Miguel Lucena
O café fervia na xícara, soltando pequenas espirais de vapor. Eu girava a colher devagar, sem pressa, enquanto a cidade corria lá fora. O barulho de passos na calçada, de buzinas impacientes, de vozes entrecortadas chegava até mim como um fundo musical improvisado.
Foi então que ele puxou conversa. Um sujeito de idade indefinida, com um sorriso satisfeito e um jeito de quem acabara de contar uma boa vantagem.
— Eu me orgulho de dizer, meu senhor, que nunca pus os pés numa delegacia em toda a minha vida!
Ele disse isso com a satisfação de quem ostenta um feito admirável, como se fosse um mérito inquestionável. Eu sorri de canto de boca, tomando um gole do café antes de responder:
— Pois, meu senhor, eu pisei em uma todo dia durante 24 anos!
O rosto dele congelou no ar, como se um vento repentino tivesse virado sua página.
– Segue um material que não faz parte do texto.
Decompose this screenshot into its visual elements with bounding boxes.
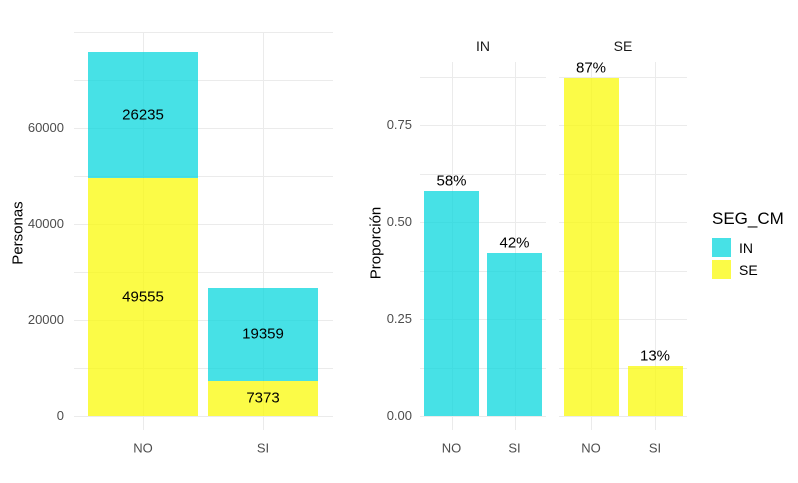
- legend-items: IN SE: [712, 238, 784, 279]
- gridline-minor: [559, 368, 687, 369]
- x-tick-label: SI: [256, 440, 270, 456]
- facet-strip-label-in: IN: [476, 38, 490, 54]
- legend-item-label: SE: [739, 261, 758, 278]
- bar-value-label: 19359: [242, 325, 284, 343]
- y-tick-label: 40000: [27, 216, 64, 231]
- gridline-major: [420, 125, 546, 126]
- gridline-major: [420, 319, 546, 320]
- gridline-major: [559, 416, 687, 417]
- bar-se-no: [563, 78, 619, 416]
- bar-segment-in-no: [88, 52, 198, 179]
- y-tick-label: 0.50: [386, 214, 412, 229]
- bar-se-si: [627, 365, 683, 416]
- bar-segment-in-si: [208, 287, 318, 381]
- y-tick-label: 0: [56, 408, 64, 423]
- gridline-minor: [559, 174, 687, 175]
- gridline-minor: [420, 368, 546, 369]
- percent-label: 13%: [639, 347, 671, 365]
- bar-segment-se-no: [88, 178, 198, 416]
- bar-value-label: 26235: [122, 106, 164, 124]
- gridline-x: [515, 62, 516, 430]
- gridline-major: [74, 320, 333, 321]
- gridline-minor: [420, 271, 546, 272]
- legend-title: SEG_CM: [712, 209, 784, 228]
- gridline-minor: [559, 271, 687, 272]
- percent-label: 58%: [436, 172, 467, 190]
- x-tick-label: NO: [581, 440, 601, 456]
- y-tick-label: 60000: [27, 120, 64, 135]
- gridline-major: [74, 416, 333, 417]
- gridline-major: [420, 416, 546, 417]
- gridline-major: [559, 125, 687, 126]
- legend-swatch-se: [712, 260, 731, 279]
- gridline-minor: [74, 368, 333, 369]
- y-tick-label: 20000: [27, 312, 64, 327]
- y-tick-label: 0.00: [386, 408, 412, 423]
- gridline-major: [74, 128, 333, 129]
- x-tick-label: NO: [133, 440, 153, 456]
- facet-strip-label-se: SE: [613, 38, 633, 54]
- bar-value-label: 7373: [246, 389, 280, 407]
- bar-segment-se-si: [208, 380, 318, 416]
- gridline-major: [559, 222, 687, 223]
- legend-swatch-in: [712, 238, 731, 257]
- gridline-minor: [420, 174, 546, 175]
- legend-item-label: IN: [739, 239, 753, 256]
- y-tick-label: 0.25: [386, 311, 412, 326]
- gridline-x: [263, 32, 264, 430]
- gridline-major: [74, 32, 333, 33]
- gridline-minor: [74, 80, 333, 81]
- gridline-minor: [74, 272, 333, 273]
- gridline-major: [74, 224, 333, 225]
- bar-value-label: 49555: [122, 288, 164, 306]
- gridline-major: [420, 222, 546, 223]
- x-tick-label: SI: [648, 440, 662, 456]
- y-axis-title-personas: Personas: [9, 201, 27, 265]
- gridline-minor: [74, 176, 333, 177]
- legend: SEG_CM IN SE: [712, 209, 784, 282]
- x-tick-label: NO: [441, 440, 462, 456]
- legend-item-se: SE: [712, 260, 784, 279]
- gridline-minor: [420, 77, 546, 78]
- bar-in-no: [424, 190, 479, 416]
- y-tick-label: 0.75: [386, 117, 412, 132]
- x-tick-label: SI: [508, 440, 521, 456]
- percent-label: 42%: [499, 234, 530, 252]
- percent-label: 87%: [575, 59, 607, 77]
- gridline-minor: [559, 77, 687, 78]
- gridline-x: [655, 62, 656, 430]
- gridline-major: [559, 319, 687, 320]
- bar-in-si: [487, 253, 542, 416]
- legend-item-in: IN: [712, 238, 784, 257]
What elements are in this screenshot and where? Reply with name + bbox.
Engoliu seco, ajeitou o colarinho, e depois sorriu meio sem jeito.
— Ah, então o senhor…
— Delegado aposentado — completei, pousando a xícara no pires.
Ele riu, uma risada um pouco trêmula, como se tentasse medir as palavras a seguir. Eu o deixei se ajeitar no próprio silêncio, observando-o com a paciência que anos de interrogatórios me ensinaram.
— Bem… é sempre bom evitar esses lugares, não é?
— Depende. Para alguns, evitar pode ser sinal de uma vida honrada. Para outros, é só sorte.
Ele sorriu, mas agora de um jeito mais contido. Talvez repensando algumas histórias que gostava de contar, talvez revendo a lista de méritos que carregava. Pediu outro café, eu fiz o mesmo. E a conversa seguiu, agora em um terreno mais neutro, onde os passados não se mediam, apenas se compartilhavam.